Prime creative director Tom Beckman, meanwhile, thinks that spirituality may become a more important source of inspiration, as technology becomes increasingly ubiquitous. "From SXSW to Burning Man," he notes, flagging also increasing cynicism with the 365- realtime marketing model. "People hate brands being witty on twitter in real-time. If not now, then very soon."
Beckman's assertion is backed up by Hotwire's Digital Trends Report: "It’s becoming a bit of a statement to announce you’re no longer on Facebook, and many once-upon-a-time techy people are booking retreats that disconnect you from the internet, focusing on meditation or juicing instead. There’s an anti-tech digital trend, who’d have thought?"
4. 'New' media
McInerney believes MailChimp "won" 2015, because of its decision to run ads preceding podcast sensation Serial. "And with the success of what was essentially retro-storytelling along the lines of the radio programming that dominated in the 1940s, we'll see more brands consider spending paid media dollars on experimental programming like podcasts and digital video series in hopes of catching the same lighting in a bottle."
Beckman, for his part, points to the rise of disposable social media such as Snapchat. "It symbolizes something bigger," he explains. "People hating being conserved/limited by their history on facebook/twitter."

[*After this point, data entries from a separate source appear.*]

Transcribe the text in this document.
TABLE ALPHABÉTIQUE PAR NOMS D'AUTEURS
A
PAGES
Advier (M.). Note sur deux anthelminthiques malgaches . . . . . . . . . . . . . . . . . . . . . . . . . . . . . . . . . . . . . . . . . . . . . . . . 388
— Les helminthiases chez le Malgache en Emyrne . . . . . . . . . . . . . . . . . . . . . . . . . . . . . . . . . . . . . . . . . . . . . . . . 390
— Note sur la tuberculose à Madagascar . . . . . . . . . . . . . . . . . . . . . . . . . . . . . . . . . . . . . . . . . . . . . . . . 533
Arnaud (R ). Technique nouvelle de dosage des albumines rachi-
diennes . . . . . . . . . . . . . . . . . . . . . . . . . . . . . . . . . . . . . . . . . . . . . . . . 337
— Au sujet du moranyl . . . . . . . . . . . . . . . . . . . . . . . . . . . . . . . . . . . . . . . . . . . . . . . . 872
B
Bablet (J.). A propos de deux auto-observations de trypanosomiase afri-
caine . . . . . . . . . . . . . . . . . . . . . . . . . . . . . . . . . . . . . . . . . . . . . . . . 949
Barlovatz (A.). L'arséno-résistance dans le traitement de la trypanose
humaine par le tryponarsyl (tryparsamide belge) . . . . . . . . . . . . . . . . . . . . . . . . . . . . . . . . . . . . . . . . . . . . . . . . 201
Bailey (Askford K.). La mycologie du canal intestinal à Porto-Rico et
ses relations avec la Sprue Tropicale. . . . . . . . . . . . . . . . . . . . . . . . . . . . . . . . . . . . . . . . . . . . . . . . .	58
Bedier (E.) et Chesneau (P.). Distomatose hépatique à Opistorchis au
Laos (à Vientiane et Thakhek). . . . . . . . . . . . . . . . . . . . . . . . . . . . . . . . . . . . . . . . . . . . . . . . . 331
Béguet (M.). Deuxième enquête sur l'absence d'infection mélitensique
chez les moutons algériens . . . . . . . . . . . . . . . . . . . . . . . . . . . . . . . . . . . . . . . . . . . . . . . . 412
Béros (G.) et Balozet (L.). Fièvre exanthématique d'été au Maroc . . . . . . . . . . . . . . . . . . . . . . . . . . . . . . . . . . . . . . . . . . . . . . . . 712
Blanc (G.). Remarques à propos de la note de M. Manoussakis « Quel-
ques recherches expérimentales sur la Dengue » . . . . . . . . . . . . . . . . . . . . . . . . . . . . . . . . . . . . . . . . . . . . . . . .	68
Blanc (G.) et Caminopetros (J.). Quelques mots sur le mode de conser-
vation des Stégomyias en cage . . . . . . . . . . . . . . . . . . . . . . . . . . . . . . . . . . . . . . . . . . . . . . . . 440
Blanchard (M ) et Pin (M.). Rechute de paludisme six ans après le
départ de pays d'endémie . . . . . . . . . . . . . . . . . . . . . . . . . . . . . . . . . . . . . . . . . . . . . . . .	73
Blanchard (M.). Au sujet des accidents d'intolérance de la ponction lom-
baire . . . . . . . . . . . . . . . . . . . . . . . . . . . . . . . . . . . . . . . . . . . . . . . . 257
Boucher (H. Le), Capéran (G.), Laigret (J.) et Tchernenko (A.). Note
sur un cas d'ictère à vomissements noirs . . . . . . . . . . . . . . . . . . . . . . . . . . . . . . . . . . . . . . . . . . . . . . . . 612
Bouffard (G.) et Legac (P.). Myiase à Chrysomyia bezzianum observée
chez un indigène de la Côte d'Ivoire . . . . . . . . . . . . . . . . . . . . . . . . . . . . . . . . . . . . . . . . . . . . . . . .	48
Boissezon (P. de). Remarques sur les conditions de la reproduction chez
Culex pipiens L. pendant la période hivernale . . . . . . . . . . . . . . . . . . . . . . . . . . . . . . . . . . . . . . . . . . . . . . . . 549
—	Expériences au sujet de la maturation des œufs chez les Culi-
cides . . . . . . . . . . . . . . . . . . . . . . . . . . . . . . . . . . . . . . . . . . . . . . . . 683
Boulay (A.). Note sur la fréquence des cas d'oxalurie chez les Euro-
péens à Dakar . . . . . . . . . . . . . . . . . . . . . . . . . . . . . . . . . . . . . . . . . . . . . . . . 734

"We will see brand and product messaging told though a lot more video, more interactivity, more visual content," adds Nooruddin. "More focus on visual channels like Instagram and Pinterest in 2015. Which is great for everyone with 3G and above networks. But not so great for people in Bangladesh."
5. Vested interests
The impact of Kickstarter has made consumer involvement in brands a genuine possibility from the very beginning of the startup journey. "More and more, the everyday investor or consumer is interested in what's next," says McInerney. "We'll see much more of this in 2015. New ideas will be made easily understandable on [Kickstarter] so that the mass consumer audience can micro-invest."
This translates to a general desire for brands to return more value rather than just product quality and price. Nooruddin thinks that this means an end to marketing gimmicks such as Facebook competitions.
Also required are more collaborations, says Johnson: "Brands are more than ever expected to truly add value to the lives of consumers in return for their custom. People don’t want to feel like they’re being bombarded by marketing messages, but instead want something more tangible and creative."
Or, as Beckman puts it, the strongest consumer driver is a "sense of belonging", whether it applies to a person's professional, private, political or public life.